The stories of the girls varied according to the number of marihuana parties they had attended.     Some of them said they had started their wrongdoing because they lost control of themselves after smoking a few "Mary Warners".     One said she had gone ahead even though she knew it was wrong, because she "loved" her boy friend and was afraid that some other girl would take him from her.     Etc."     --- RELIGIOUS DIGEST (Dec. 1937), " THE MENACE OF MARIHUANA" By Robert James Devine
OK, leaving aside the fact that you were probably never invited to those kind of parties, let's just look at the mechanical facts of the story -- That:
  • (there was) a school supply store just around the corner from the school

  • (that) the lower-than-skunk storekeeper in this case, supplied them with a basement room

  • Sometimes these young girls would be too drunk to . . [--- the alcohol factor is important here as prohibition was in effect until sometime in mid-1933]
Now, once again, keep in mind that what actually happened (in all probability) was somewhat different than what Mr. Divine claims that it was.     Still, taking him at his word, and that fact that we are looking for the M. . . .school district in Chicago.     The above acts to limit the exact geography quite a bit.     Not enough to ID the incident, but enough to begin looking for clues.     After some scans of our museum newspaper headlines brings up the following:
SENTENCED FOR SELLING MARIHUANA James Collarile, 41 years old, 2048 West Grand avenue, was fined $50 and sentenced to 60 days in the house of correction yesterday by Judge Francis B. Allegretti for selling marihuana cigarets to students of the McKinley High school.     --- Chicago Tribune May 11, 1932 p4
Here take note of the fact that the date is a bit off, but not by much . . . . could this Mr. Collarile be our mystery shop owner?     A quick look (via google maps) shows that 2048 W. Grand Ave, while not exactly " just around the corner" from the McKinley High School, still is close enough to qualify.     Next, the building (a white brick shop) looks about right.     Humm! Could this be it?
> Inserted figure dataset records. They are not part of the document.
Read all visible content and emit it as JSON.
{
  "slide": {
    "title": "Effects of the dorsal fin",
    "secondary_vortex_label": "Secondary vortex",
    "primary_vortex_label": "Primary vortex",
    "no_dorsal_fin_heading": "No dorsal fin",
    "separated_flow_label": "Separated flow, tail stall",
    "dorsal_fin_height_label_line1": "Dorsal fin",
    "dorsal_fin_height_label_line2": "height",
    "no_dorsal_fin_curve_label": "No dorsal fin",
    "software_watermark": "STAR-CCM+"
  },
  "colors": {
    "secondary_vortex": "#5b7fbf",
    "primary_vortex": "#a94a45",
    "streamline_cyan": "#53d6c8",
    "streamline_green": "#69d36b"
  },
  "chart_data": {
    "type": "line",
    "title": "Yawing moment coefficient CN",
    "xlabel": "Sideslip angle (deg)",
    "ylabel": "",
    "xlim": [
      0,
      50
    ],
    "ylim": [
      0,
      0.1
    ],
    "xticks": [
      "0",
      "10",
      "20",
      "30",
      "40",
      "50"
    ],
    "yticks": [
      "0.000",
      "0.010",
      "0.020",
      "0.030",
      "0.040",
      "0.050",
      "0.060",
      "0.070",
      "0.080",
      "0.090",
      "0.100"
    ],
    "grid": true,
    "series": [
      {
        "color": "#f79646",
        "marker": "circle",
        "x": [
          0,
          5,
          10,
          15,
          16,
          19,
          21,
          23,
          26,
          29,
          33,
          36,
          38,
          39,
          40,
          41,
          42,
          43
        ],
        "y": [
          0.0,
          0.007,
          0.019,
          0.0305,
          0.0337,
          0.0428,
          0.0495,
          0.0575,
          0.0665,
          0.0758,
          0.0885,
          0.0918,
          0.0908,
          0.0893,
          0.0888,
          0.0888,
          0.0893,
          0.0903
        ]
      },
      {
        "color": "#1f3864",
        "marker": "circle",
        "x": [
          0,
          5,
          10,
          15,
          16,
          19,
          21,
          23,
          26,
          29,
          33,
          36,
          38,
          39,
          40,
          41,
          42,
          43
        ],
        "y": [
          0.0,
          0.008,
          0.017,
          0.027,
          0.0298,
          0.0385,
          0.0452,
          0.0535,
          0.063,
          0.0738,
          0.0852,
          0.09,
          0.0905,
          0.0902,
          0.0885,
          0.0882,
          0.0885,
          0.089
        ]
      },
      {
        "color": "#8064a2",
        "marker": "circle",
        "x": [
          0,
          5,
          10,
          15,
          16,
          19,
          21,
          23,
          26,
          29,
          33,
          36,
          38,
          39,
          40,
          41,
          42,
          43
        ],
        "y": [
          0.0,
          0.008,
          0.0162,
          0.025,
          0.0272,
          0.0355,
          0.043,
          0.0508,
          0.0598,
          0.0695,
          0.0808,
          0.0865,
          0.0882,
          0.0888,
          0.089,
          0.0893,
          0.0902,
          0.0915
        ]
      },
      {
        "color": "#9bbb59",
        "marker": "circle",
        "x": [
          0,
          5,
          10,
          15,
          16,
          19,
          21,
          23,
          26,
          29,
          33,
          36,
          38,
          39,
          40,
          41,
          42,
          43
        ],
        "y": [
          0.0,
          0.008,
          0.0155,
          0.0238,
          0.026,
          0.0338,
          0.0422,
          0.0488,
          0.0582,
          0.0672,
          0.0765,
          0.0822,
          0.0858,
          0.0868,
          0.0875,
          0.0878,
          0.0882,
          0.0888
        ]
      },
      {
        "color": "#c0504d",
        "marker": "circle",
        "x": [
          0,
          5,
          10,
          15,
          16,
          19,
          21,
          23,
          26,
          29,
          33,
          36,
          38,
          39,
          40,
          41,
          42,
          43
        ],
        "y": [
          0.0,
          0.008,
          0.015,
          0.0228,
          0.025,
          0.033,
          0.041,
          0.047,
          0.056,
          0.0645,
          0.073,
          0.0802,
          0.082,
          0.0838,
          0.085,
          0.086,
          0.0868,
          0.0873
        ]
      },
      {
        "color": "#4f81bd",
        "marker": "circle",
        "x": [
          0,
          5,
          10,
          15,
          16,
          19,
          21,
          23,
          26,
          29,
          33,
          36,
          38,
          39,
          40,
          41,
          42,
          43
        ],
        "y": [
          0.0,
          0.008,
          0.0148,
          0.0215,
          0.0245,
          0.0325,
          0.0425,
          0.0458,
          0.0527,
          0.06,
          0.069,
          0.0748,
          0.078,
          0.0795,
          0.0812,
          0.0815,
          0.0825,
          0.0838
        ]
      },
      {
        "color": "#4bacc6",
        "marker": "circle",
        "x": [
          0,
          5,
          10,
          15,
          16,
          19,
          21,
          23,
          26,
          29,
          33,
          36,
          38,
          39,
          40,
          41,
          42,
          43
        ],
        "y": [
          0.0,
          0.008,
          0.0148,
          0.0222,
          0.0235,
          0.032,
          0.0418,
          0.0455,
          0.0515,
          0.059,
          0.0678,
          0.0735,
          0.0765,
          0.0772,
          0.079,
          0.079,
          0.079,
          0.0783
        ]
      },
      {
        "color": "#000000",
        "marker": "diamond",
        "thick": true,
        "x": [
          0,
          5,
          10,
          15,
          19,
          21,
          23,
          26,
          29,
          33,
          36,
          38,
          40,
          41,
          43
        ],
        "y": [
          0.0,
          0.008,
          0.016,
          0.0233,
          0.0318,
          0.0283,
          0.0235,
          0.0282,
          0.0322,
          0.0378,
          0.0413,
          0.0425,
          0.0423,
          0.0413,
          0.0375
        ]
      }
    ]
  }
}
Maybe, but then again, maybe not.     Looking over the 1930's census does not show a 41 year old James Collarile living in Chicago anywhere.     But boy, wouldn't it be something if his census records were found and under " occupation" the words "shop owner" were found.
AFTERWARDS:
Thus, (as was stated at the beginning), we are still looking for but have NOT AS YET, been able to ID this very famous incident of the Reefer Madness era.     However, (again) we believe that it does indeed have a bases for some truths and as such we will continue searching.     [HINT: If anyone out there that lives in Chicago wants to help out by going over to their public library and searching over OLD newspaper articles, PLEASE, that would be of great help.]